Getreu der Aufforderung des Chefökumenisten der katholischen Kirche, Kardinal Koch, möchte ich hier genau diese Frage stellen: Wo stehen wir, die wir uns traditionelle Katholiken nennen? Der Kontext dieser eigenartigen Frage ist natürlich das Konzil (was sonst?). Kardinal Koch wünscht sich die totale Anerkennung. In einem Interview sagt er zur Verbindlichkeit des Konzils:
„Das Zweite Vatikanum hat vier große Konstitutionen erlassen, zudem neun Dekrete und drei Erklärungen. Rein formal kann man natürlich einen Unterschied zwischen diesen drei Gattungen machen. Allerdings stellt sich dann insofern ein Problem, als das Konzil von Trient (1545-1563) nur Dekrete erlassen hat und keine Konstitutionen. Und man wird hier sicher nicht von einem Konzil minderen Grades reden wollen. Also: Rein formal kann man Unterschiede finden, aber man kann kaum Unterschiede in der Verbindlichkeit in inhaltlicher Hinsicht machen. Das Ökumenismus-Dekret beispielsweise hat seine dogmatischen Grundlagen in der Kirchen-Konstitution. (…) Dass Konzile auch irren können, ist allerdings eine Behauptung, die auf Martin Luther zurückgeht. Von daher müssen sich die Traditionalisten schon fragen, wo sie denn eigentlich stehen.„
Kardinal Koch vetritt also die Haltung, dass jeder Katholik das Konzil zur Gänze in all seinen Texten vorbehaltlos und vollständig annehmen muss, dass es nicht statthaft ist, manchen Konzilstexten einen höheren Grad an Verbindlichkeit zuzumessen, sondern dass alle Texte gleichermaßen „verbindlich“ sind. Zudem unterstellt er Konzilskritikern eine quasilutheranische Gesinnung. Ob der geschätzte Kardinal mit seinen Freunden aus den „getrennten Gemeinschaften“ auch so diplomatisch umspringt?

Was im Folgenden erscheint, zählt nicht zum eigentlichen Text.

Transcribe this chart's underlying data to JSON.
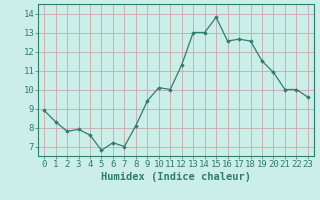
{
  "x": [
    0,
    1,
    2,
    3,
    4,
    5,
    6,
    7,
    8,
    9,
    10,
    11,
    12,
    13,
    14,
    15,
    16,
    17,
    18,
    19,
    20,
    21,
    22,
    23
  ],
  "y": [
    8.9,
    8.3,
    7.8,
    7.9,
    7.6,
    6.8,
    7.2,
    7.0,
    8.1,
    9.4,
    10.1,
    10.0,
    11.3,
    13.0,
    13.0,
    13.8,
    12.55,
    12.65,
    12.55,
    11.5,
    10.9,
    10.0,
    10.0,
    9.6
  ],
  "xlabel": "Humidex (Indice chaleur)",
  "xlim": [
    -0.5,
    23.5
  ],
  "ylim": [
    6.5,
    14.5
  ],
  "yticks": [
    7,
    8,
    9,
    10,
    11,
    12,
    13,
    14
  ],
  "xticks": [
    0,
    1,
    2,
    3,
    4,
    5,
    6,
    7,
    8,
    9,
    10,
    11,
    12,
    13,
    14,
    15,
    16,
    17,
    18,
    19,
    20,
    21,
    22,
    23
  ],
  "line_color": "#2e7d6e",
  "marker": "D",
  "marker_size": 1.8,
  "bg_color": "#cceee8",
  "grid_color": "#c8a8a8",
  "tick_label_fontsize": 6.5,
  "xlabel_fontsize": 7.5,
  "xlabel_color": "#2e7d6e",
  "tick_color": "#2e7d6e",
  "spine_color": "#2e7d6e"
}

Der Kardinal fordert „Traditionalisten“, verstanden als Personen, die das Konzil kritisch sehen, und daher an „vorkonziliaren“ Positionen festhalten, dazu auf, zu überdenken, wo sie eigentlich stehen. Die Frage lautet eigentlich: Seid ihr Traditionalisten überhaupt katholisch?
Man merke: Die feste Überzeugung von der unbezweifelbaren Richtigkeit aller Konzilsaussagen – alles soll gleichermaßen verbindlich sein – wird hier zum Markstein der Glaubenstreue bzw. Orthodoxie. Wer das anders sieht, ist eine Art zweiter Luther. Dies ist ein geradezu lehrbuchmäßiges Beispiel für die Stilisierung eines Pastoralkonzils zum „Superdogma“. Das Konzil selbst hat natürlich, ebenso wie auch die nachkonziliaren Päpste, immer wieder festgestellt, dass gar keine neuen Dogmen definiert worden sind.
Nun, der Kardinal möchte, dass die Traditionalisten sich fragen, wo sie denn eigentlich stehen. Sind sie überhaupt Katholiken? Ich kann natürlich nicht für alle Traditionalisten sprechen, aber soweit ich weiß, sehen die allermeisten sich durchaus als Katholiken. Ich zumindest habe meine oftmals eingestandenen Schwierigkeiten mit dem Konzil, und wäre niemandem böse, wenn es einfach in der Versenkung verschwände, doch ich halte mich durchaus für katholisch.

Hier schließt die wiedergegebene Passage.